Through a partnership between Teresa Lozano Long Institute of Latin American Studies (LLILAS) and TPEI, The University of Texas at Austin was awarded a $500,000 grant from the Andrew W. Mellon Foundation for Pido la Palabra: A Texas Prison Literature Project for Social Justice and the Literary Imagination. Pido la Palabra establishes a higher-learning Spanish/bilingual creative writing program to incarcerated students.
Over a period of three years, beginning in spring 2023, Dr. Sarah Brayne and Dr. Adela Pineda Franco will implement and oversee two integrated and complementary initiatives: (1) A UT Austin seminar and practicum, “Writing on the Edge: Literature and Incarceration,” will train a new generation of advanced undergraduate and graduate students to learn about prison writing and assist in the implementation of (2) a higher-learning Spanish and bilingual credit-bearing creative writing program, titled “Pido la Palabra,” which will be offered to incarcerated students within the multilingual context of Texas prisons. Pido la Palabra received its award Mellon’s Higher Learning Program. Ultimately, this program can serve as a model for Spanish/bilingual language prison education offerings in the United States.
Prominent Latin American writers with demonstrated success teaching creative writing programs in prisons will serve as guest lecturers in the Writing on the Edge UT Austin seminar and teach one-week workshops with Pido la Palabra to incarcerated students. The project will tackle the specific expressive and communication needs of the Spanish-speaking incarcerated population in Texas while promoting a service-driven education in the humanities at UT Austin.

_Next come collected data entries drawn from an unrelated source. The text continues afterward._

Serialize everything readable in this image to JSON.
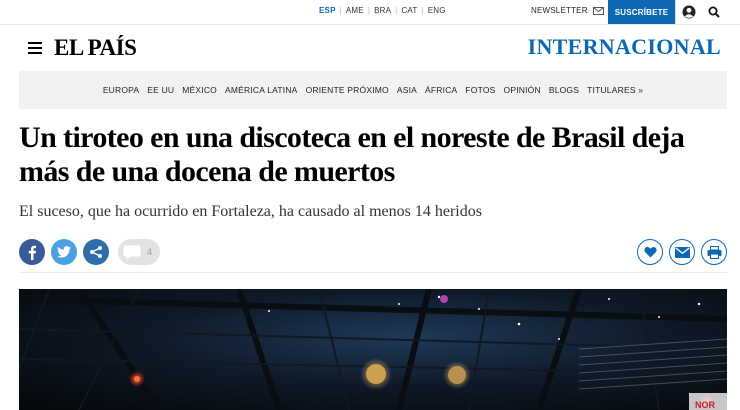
{
  "topbar": {
    "editions": [
      "ESP",
      "AME",
      "BRA",
      "CAT",
      "ENG"
    ],
    "active_edition": "ESP",
    "newsletter_label": "NEWSLETTER",
    "subscribe_label": "SUSCRÍBETE"
  },
  "header": {
    "logo": "EL PAÍS",
    "section": "INTERNACIONAL"
  },
  "nav": {
    "items": [
      "EUROPA",
      "EE UU",
      "MÉXICO",
      "AMÉRICA LATINA",
      "ORIENTE PRÓXIMO",
      "ASIA",
      "ÁFRICA",
      "FOTOS",
      "OPINIÓN",
      "BLOGS",
      "TITULARES »"
    ]
  },
  "article": {
    "headline": "Un tiroteo en una discoteca en el noreste de Brasil deja más de una docena de muertos",
    "subheadline": "El suceso, que ha ocurrido en Fortaleza, ha causado al menos 14 heridos",
    "comment_count": "4"
  },
  "colors": {
    "brand_blue": "#0c68b3",
    "facebook": "#3b5a9a",
    "twitter": "#4aa0e0",
    "nav_bg": "#f2f2f2"
  },
  "icons": {
    "menu": "hamburger-icon",
    "mail": "mail-icon",
    "user": "user-icon",
    "search": "search-icon",
    "facebook": "facebook-icon",
    "twitter": "twitter-icon",
    "share": "share-icon",
    "comments": "comment-icon",
    "save": "heart-icon",
    "email": "envelope-icon",
    "print": "print-icon"
  }
}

The title Pido la Palabra evokes the rich connotations inherent in this Spanish idiom. Commonly translated as “I ask for the floor,” pido la palabra entails the request to speak in parliamentary procedure. However, it also alludes to the need for self-expression. Understood as “I ask for the word,” pido la palabra is also a means to reclaim one’s distinctive voice to communicate with others in a unique, affective, and meaningful way. Based on the belief that education can improve the quality of life of incarcerated students; provide grounding for ethical reasoning; and allow for self-expression through language, literature, and the arts, this project will provide access to such an education to bilingual and Spanish-speaking incarcerated individuals within Texas and provide a model for Spanish-language creative writing and literature in prisons throughout the country.